Age Child Support Ends
Age Child Support Ends
In Georgia, child support payments generally stop when the minor child for whom support is being provided turns 18 years of age. However, Georgia law permits for child support payments to terminate when a child turns 18 or graduates from secondary school, whichever occurs later. Child support shall not be required after the child reaches the age of 20, even if they have not completed high school. According to Georgia law, court ordered child support may end when one of the below circumstances occurs.
Child Support Ends Upon:
Legal Custody Change
Up to The Age of 20
Passing of the Child
Passing of the Obligated Parent
Passing of Legal Custodian
Upon the marriage of the child.
Upon the emancipation of the child when the child become self supporting. However, child support does not terminate automatically upon these happenings. Termination of child support when the child becomes emancipated or self-supporting must be specifically provided for in the decree.
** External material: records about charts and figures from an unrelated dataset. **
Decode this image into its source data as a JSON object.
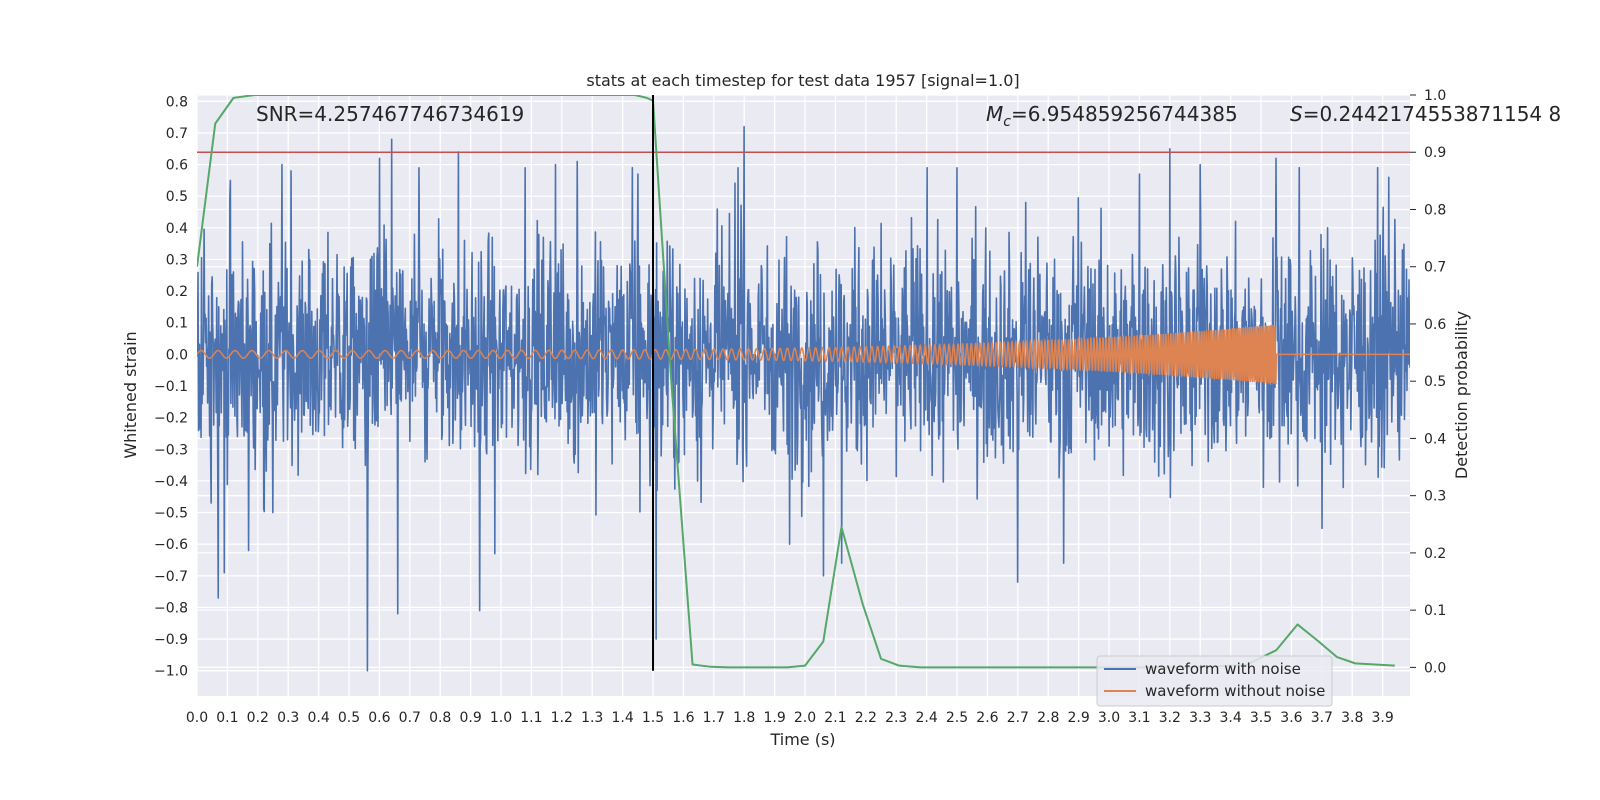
{
  "chart_data": {
    "type": "line",
    "title": "stats at each timestep for test data 1957 [signal=1.0]",
    "xlabel": "Time (s)",
    "ylabel": "Whitened strain",
    "y2label": "Detection probability",
    "xlim": [
      0.0,
      3.99
    ],
    "ylim": [
      -1.08,
      0.82
    ],
    "y2lim": [
      -0.05,
      1.0
    ],
    "x_ticks": [
      "0.0",
      "0.1",
      "0.2",
      "0.3",
      "0.4",
      "0.5",
      "0.6",
      "0.7",
      "0.8",
      "0.9",
      "1.0",
      "1.1",
      "1.2",
      "1.3",
      "1.4",
      "1.5",
      "1.6",
      "1.7",
      "1.8",
      "1.9",
      "2.0",
      "2.1",
      "2.2",
      "2.3",
      "2.4",
      "2.5",
      "2.6",
      "2.7",
      "2.8",
      "2.9",
      "3.0",
      "3.1",
      "3.2",
      "3.3",
      "3.4",
      "3.5",
      "3.6",
      "3.7",
      "3.8",
      "3.9"
    ],
    "y_ticks": [
      "0.8",
      "0.7",
      "0.6",
      "0.5",
      "0.4",
      "0.3",
      "0.2",
      "0.1",
      "0.0",
      "−0.1",
      "−0.2",
      "−0.3",
      "−0.4",
      "−0.5",
      "−0.6",
      "−0.7",
      "−0.8",
      "−0.9",
      "−1.0"
    ],
    "y2_ticks": [
      "1.0",
      "0.9",
      "0.8",
      "0.7",
      "0.6",
      "0.5",
      "0.4",
      "0.3",
      "0.2",
      "0.1",
      "0.0"
    ],
    "annotations": {
      "snr": "SNR=4.257467746734619",
      "mc_symbol": "M",
      "mc_sub": "c",
      "mc_value": "=6.954859256744385",
      "s_symbol": "S",
      "s_value": "=0.2442174553871154 8"
    },
    "legend": {
      "placement": "lower-right",
      "entries": [
        "waveform with noise",
        "waveform without noise"
      ]
    },
    "threshold": {
      "axis": "right",
      "value": 0.9
    },
    "marker_time": 1.5,
    "series": [
      {
        "name": "waveform with noise",
        "axis": "left",
        "kind": "noise",
        "x_range": [
          0.0,
          3.99
        ],
        "typical_amplitude": 0.4,
        "max": 0.72,
        "min": -1.0,
        "notable_spikes": [
          {
            "x": 0.07,
            "y": -0.77
          },
          {
            "x": 0.09,
            "y": -0.69
          },
          {
            "x": 0.17,
            "y": -0.62
          },
          {
            "x": 0.25,
            "y": -0.5
          },
          {
            "x": 0.28,
            "y": 0.6
          },
          {
            "x": 0.31,
            "y": 0.58
          },
          {
            "x": 0.56,
            "y": -1.0
          },
          {
            "x": 0.6,
            "y": 0.62
          },
          {
            "x": 0.64,
            "y": 0.68
          },
          {
            "x": 0.66,
            "y": -0.82
          },
          {
            "x": 0.73,
            "y": 0.59
          },
          {
            "x": 0.86,
            "y": 0.64
          },
          {
            "x": 0.93,
            "y": -0.81
          },
          {
            "x": 0.98,
            "y": -0.63
          },
          {
            "x": 1.08,
            "y": 0.59
          },
          {
            "x": 1.18,
            "y": 0.6
          },
          {
            "x": 1.25,
            "y": 0.61
          },
          {
            "x": 1.45,
            "y": 0.57
          },
          {
            "x": 1.51,
            "y": -0.9
          },
          {
            "x": 1.78,
            "y": 0.59
          },
          {
            "x": 1.8,
            "y": 0.72
          },
          {
            "x": 1.95,
            "y": -0.6
          },
          {
            "x": 2.06,
            "y": -0.7
          },
          {
            "x": 2.12,
            "y": -0.66
          },
          {
            "x": 2.5,
            "y": 0.59
          },
          {
            "x": 2.7,
            "y": -0.72
          },
          {
            "x": 2.85,
            "y": -0.66
          },
          {
            "x": 3.1,
            "y": 0.57
          },
          {
            "x": 3.2,
            "y": 0.65
          },
          {
            "x": 3.3,
            "y": 0.6
          },
          {
            "x": 3.55,
            "y": 0.62
          },
          {
            "x": 3.7,
            "y": -0.55
          },
          {
            "x": 3.92,
            "y": 0.56
          }
        ]
      },
      {
        "name": "waveform without noise",
        "axis": "left",
        "kind": "chirp",
        "x_range": [
          0.0,
          3.55
        ],
        "start_amplitude": 0.012,
        "end_amplitude": 0.095,
        "start_frequency_hz": 18,
        "end_frequency_hz": 160,
        "after_merger_value": 0.0,
        "after_merger_x_range": [
          3.55,
          3.99
        ]
      },
      {
        "axis": "right",
        "kind": "probability",
        "x": [
          0.0,
          0.06,
          0.12,
          0.19,
          1.25,
          1.44,
          1.48,
          1.5,
          1.56,
          1.63,
          1.69,
          1.75,
          1.94,
          2.0,
          2.06,
          2.12,
          2.19,
          2.25,
          2.31,
          2.38,
          2.5,
          3.25,
          3.45,
          3.55,
          3.62,
          3.69,
          3.75,
          3.81,
          3.94
        ],
        "y": [
          0.7,
          0.95,
          0.995,
          1.0,
          1.0,
          1.0,
          0.995,
          0.99,
          0.5,
          0.005,
          0.001,
          0.0,
          0.0,
          0.003,
          0.045,
          0.245,
          0.11,
          0.015,
          0.003,
          0.0,
          0.0,
          0.0,
          0.004,
          0.03,
          0.075,
          0.045,
          0.018,
          0.007,
          0.003
        ]
      }
    ]
  },
  "colors": {
    "plot_bg": "#eaeaf2",
    "grid": "#ffffff",
    "noise": "#4c72b0",
    "clean": "#dd8452",
    "probability": "#55a868",
    "threshold": "#c44e52",
    "marker": "#000000",
    "text": "#262626"
  }
}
If the obligated parent acquires legal custody of the child.
Child support ends upon the child reaching 18, unless there is a provision that child support should continue through the child's secondary school education up to age 20. The parent's may, by agreement, provide that the child support continue for a longer period. However, without the parent's consent, neither a court nor a jury can require that a parent support a child beyond age 18, except a court or jury may provide that child support continue until age 20 if the child is still enrolled in secondary school.
Upon the death of the minor child.
Upon the death of the obligated parent (the parent making the payments).
Upon the death of the parent who is the legal custodian of the child (the parent collecting support payments).
As is otherwise mandated by the court's final decree.
Agreements for Child Support Payments Past the Age of 20
Disagreements occasionally arise when one parent wishes for child support to continue past the age of 18 or graduation from secondary school. Although a court may not order a parent to support a child past his or her 20th birthday without the parents' consent, the court may incorporate an agreement between the parties to pay for college, or otherwise support an adult child, in the court's Final Order. The court will only incorporate an agreement of the parties if the court finds the agreement in the best interest of the child and equitable under the circumstances of the specific case. Since a court's determination on the matter may prove unsatisfactory to both parents, it is advisable for parents to reach a mutually acceptable agreement, rather than ask the judge to decide.